Sementara di sisi lain sejak ditetapkan sebagai kawasan hutan lindung oleh pemerintah otomatis seluruh aktivitas penebangan kayu dalam lahan petani dinyatakan ilegal dan diancam pidana sekalipun sebatas untuk memenuhi kebutuhan pokok seperti membangun rumah serta untuk keperluan sehari-hari.

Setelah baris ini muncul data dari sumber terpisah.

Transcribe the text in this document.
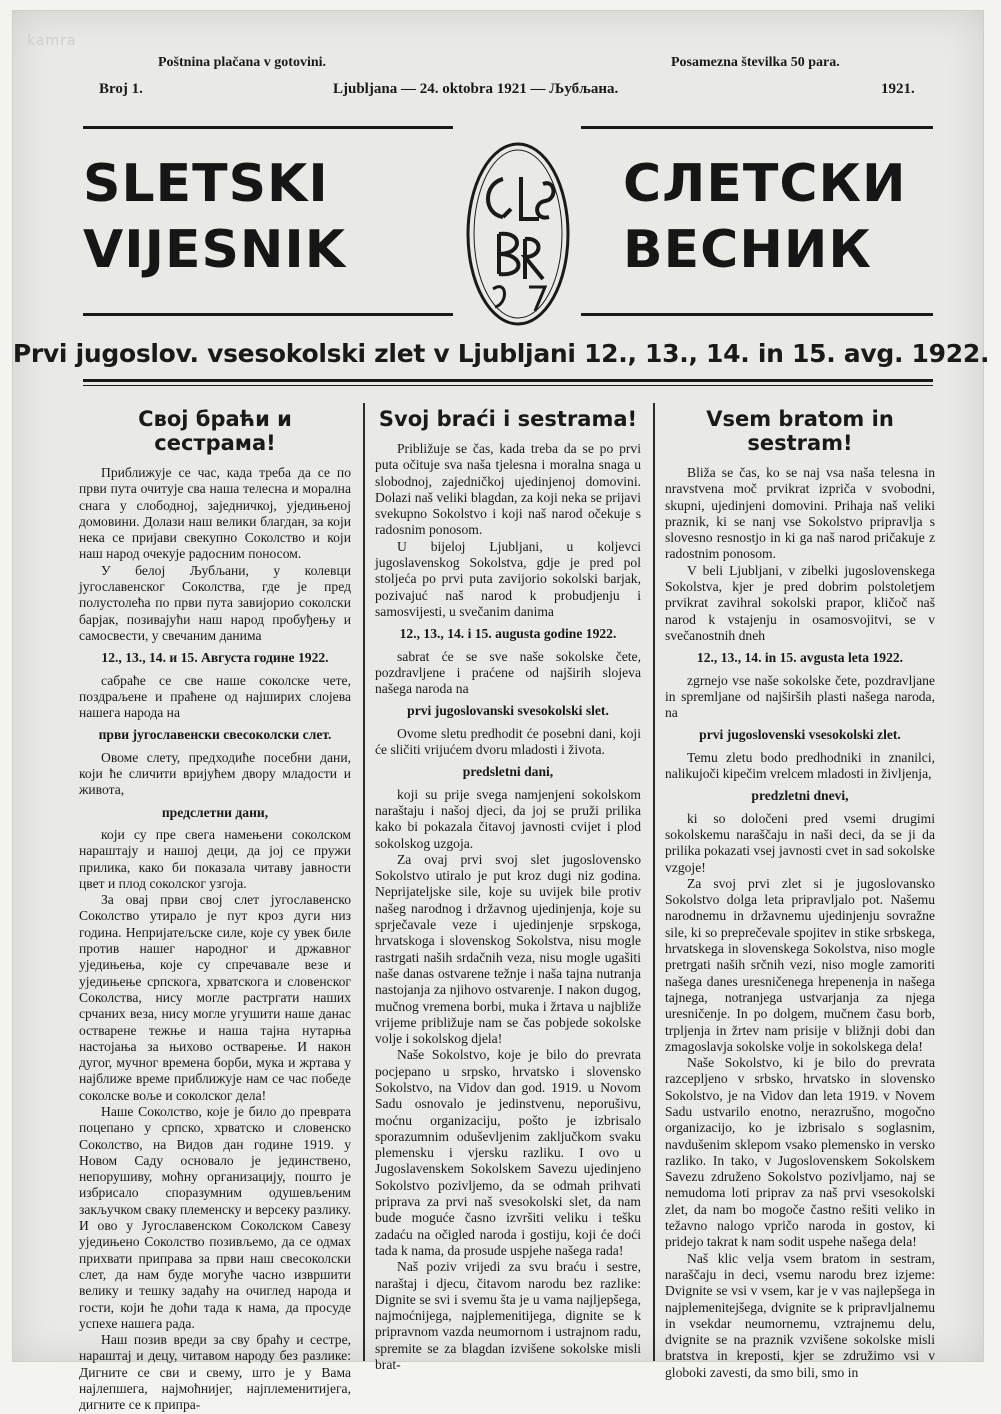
kamra
Poštnina plačana v gotovini.	Posamezna številka 50 para.
Broj 1.	Ljubljana — 24. oktobra 1921 — Љубљана.	1921.
SLETSKI
VIJESNIK
СЛЕТСКИ
ВЕСНИК
Prvi jugoslov. vsesokolski zlet v Ljubljani 12., 13., 14. in 15. avg. 1922.
Свој браћи и сестрама!

Приближује се час, када треба да се по први пута очитује сва наша телесна и морална снага у слободној, заједничкој, уједињеној домовини. Долази наш велики благдан, за који нека се пријави свекупно Соколство и који наш народ очекује радосним поносом.

У белој Љубљани, у колевци југославенског Соколства, где је пред полустолећа по први пута завијорио соколски барјак, позивајући наш народ пробуђењу и самосвести, у свечаним данима

12., 13., 14. и 15. Августа године 1922.

сабраће се све наше соколске чете, поздраљене и праћене од најширих слојева нашега народа на

први југославенски свесоколски слет.

Овоме слету, предходиће посебни дани, који ће сличити вријућем двору младости и живота,

предслетни дани,

који су пре свега намењени соколском нараштају и нашој деци, да јој се пружи прилика, како би показала читаву јавности цвет и плод соколског узгоја.

За овај први свој слет југославенско Соколство утирало је пут кроз дуги низ година. Непријатељске силе, које су увек биле против нашег народног и државног уједињења, које су спречавале везе и уједињење српскога, хрватскога и словенског Соколства, нису могле растргати наших срчаних веза, нису могле угушити наше данас остварене тежње и наша тајна нутарња настојања за њихово остварење. И након дугог, мучног времена борби, мука и жртава у најближе време приближује нам се час победе соколске воље и соколског дела!

Наше Соколство, које је било до преврата поцепано у српско, хрватско и словенско Соколство, на Видов дан године 1919. у Новом Саду основало је јединствено, непорушиву, моћну организацију, пошто је избрисало споразумним одушевљеним закључком сваку племенску и версеку разлику. И ово у Југославенском Соколском Савезу уједињено Соколство позивљемо, да се одмах прихвати приправа за први наш свесоколски слет, да нам буде могуће часно извршити велику и тешку задаћу на очиглед народа и гости, који ће доћи тада к нама, да просуде успехе нашега рада.

Наш позив вреди за сву браћу и сестре, нараштај и децу, читавом народу без разлике: Дигните се сви и свему, што је у Вама најлепшега, најмоћнијег, најплеменитијега, дигните се к припра-

Svoj braći i sestrama!

Približuje se čas, kada treba da se po prvi puta očituje sva naša tjelesna i moralna snaga u slobodnoj, zajedničkoj ujedinjenoj domovini. Dolazi naš veliki blagdan, za koji neka se prijavi svekupno Sokolstvo i koji naš narod očekuje s radosnim ponosom.

U bijeloj Ljubljani, u koljevci jugoslavenskog Sokolstva, gdje je pred pol stoljeća po prvi puta zavijorio sokolski barjak, pozivajuć naš narod k probudjenju i samosvijesti, u svečanim danima

12., 13., 14. i 15. augusta godine 1922.

sabrat će se sve naše sokolske čete, pozdravljene i praćene od najširih slojeva našega naroda na

prvi jugoslovanski svesokolski slet.

Ovome sletu predhodit će posebni dani, koji će sličiti vrijućem dvoru mladosti i života.

predsletni dani,

koji su prije svega namjenjeni sokolskom naraštaju i našoj djeci, da joj se pruži prilika kako bi pokazala čitavoj javnosti cvijet i plod sokolskog uzgoja.

Za ovaj prvi svoj slet jugoslovensko Sokolstvo utiralo je put kroz dugi niz godina. Neprijateljske sile, koje su uvijek bile protiv našeg narodnog i državnog ujedinjenja, koje su sprječavale veze i ujedinjenje srpskoga, hrvatskoga i slovenskog Sokolstva, nisu mogle rastrgati naših srdačnih veza, nisu mogle ugašiti naše danas ostvarene težnje i naša tajna nutranja nastojanja za njihovo ostvarenje. I nakon dugog, mučnog vremena borbi, muka i žrtava u najbliže vrijeme približuje nam se čas pobjede sokolske volje i sokolskog djela!

Naše Sokolstvo, koje je bilo do prevrata pocjepano u srpsko, hrvatsko i slovensko Sokolstvo, na Vidov dan god. 1919. u Novom Sadu osnovalo je jedinstvenu, neporušivu, moćnu organizaciju, pošto je izbrisalo sporazumnim oduševljenim zaključkom svaku plemensku i vjersku razliku. I ovo u Jugoslavenskem Sokolskem Savezu ujedinjeno Sokolstvo pozivljemo, da se odmah prihvati priprava za prvi naš svesokolski slet, da nam bude moguće časno izvršiti veliku i tešku zadaću na očigled naroda i gostiju, koji će doći tada k nama, da prosude uspjehe našega rada!

Naš poziv vrijedi za svu braću i sestre, naraštaj i djecu, čitavom narodu bez razlike: Dignite se svi i svemu šta je u vama najljepšega, najmoćnijega, najplemenitijega, dignite se k pripravnom vazda neumornom i ustrajnom radu, spremite se za blagdan izvišene sokolske misli brat-

Vsem bratom in sestram!

Bliža se čas, ko se naj vsa naša telesna in nravstvena moč prvikrat izpriča v svobodni, skupni, ujedinjeni domovini. Prihaja naš veliki praznik, ki se nanj vse Sokolstvo pripravlja s slovesno resnostjo in ki ga naš narod pričakuje z radostnim ponosom.

V beli Ljubljani, v zibelki jugoslovenskega Sokolstva, kjer je pred dobrim polstoletjem prvikrat zavihral sokolski prapor, kličoč naš narod k vstajenju in osamosvojitvi, se v svečanostnih dneh

12., 13., 14. in 15. avgusta leta 1922.

zgrnejo vse naše sokolske čete, pozdravljane in spremljane od najširših plasti našega naroda, na

prvi jugoslovenski vsesokolski zlet.

Temu zletu bodo predhodniki in znanilci, nalikujoči kipečim vrelcem mladosti in življenja,

predzletni dnevi,

ki so določeni pred vsemi drugimi sokolskemu naraščaju in naši deci, da se ji da prilika pokazati vsej javnosti cvet in sad sokolske vzgoje!

Za svoj prvi zlet si je jugoslovansko Sokolstvo dolga leta pripravljalo pot. Našemu narodnemu in državnemu ujedinjenju sovražne sile, ki so preprečevale spojitev in stike srbskega, hrvatskega in slovenskega Sokolstva, niso mogle pretrgati naših srčnih vezi, niso mogle zamoriti našega danes uresničenega hrepenenja in našega tajnega, notranjega ustvarjanja za njega uresničenje. In po dolgem, mučnem času borb, trpljenja in žrtev nam prisije v bližnji dobi dan zmagoslavja sokolske volje in sokolskega dela!

Naše Sokolstvo, ki je bilo do prevrata razcepljeno v srbsko, hrvatsko in slovensko Sokolstvo, je na Vidov dan leta 1919. v Novem Sadu ustvarilo enotno, nerazrušno, mogočno organizacijo, ko je izbrisalo s soglasnim, navdušenim sklepom vsako plemensko in versko razliko. In tako, v Jugoslovenskem Sokolskem Savezu združeno Sokolstvo pozivljamo, naj se nemudoma loti priprav za naš prvi vsesokolski zlet, da nam bo mogoče častno rešiti veliko in težavno nalogo vpričo naroda in gostov, ki pridejo takrat k nam sodit uspehe našega dela!

Naš klic velja vsem bratom in sestram, naraščaju in deci, vsemu narodu brez izjeme: Dvignite se vsi v vsem, kar je v vas najlepšega in najplemenitejšega, dvignite se k pripravljalnemu in vsekdar neumornemu, vztrajnemu delu, dvignite se na praznik vzvišene sokolske misli bratstva in kreposti, kjer se združimo vsi v globoki zavesti, da smo bili, smo in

Berawal di 2017 ketika 4 (empat) petani warga Desa Umpungeng ditetapkan tersangka dan ditahan oleh Penyidik Gakkum KLHK (Penegakan Hukum Lingkungan Hidup dan Kehutanan) namun dibebaskan oleh Pengadilan Negeri Soppeng karena pertimbangan JPU salah menerapkan pasal. Menurut Supriansa Mannahawu, Anggota Komisi III DPR RI yang juga putra daerah Soppeng ini sangat tidak adil karena meskipun dinyatakan bebas oleh pengadilan namun petani tersebut telah menjalani penahanan.
Pasca bebasnya 4 (empat) petani di 2018, giliran Penyidik Kepolisian Resort Soppeng mentersangkakan 3 (tiga) warga Desa Umpungeng dengan tuduhan yang sama, tindak pidana ilegal loging. Berbeda dengan 4 petani sebelumnya yang dinyatakan bebas, 3 (tiga) petani warga Umpungeng ini justru dinyatakan terbukti bersalah melakukan ilegal loging dan divonis 3 (tiga) bulan penjara. Dan tahun ini Penyidik Polres Watansoppeng kembali mentersangkakan 2 (dua) orang yang diduga pelaku ilegal loging yang kasusnya masih berproses di tahap penyidikan.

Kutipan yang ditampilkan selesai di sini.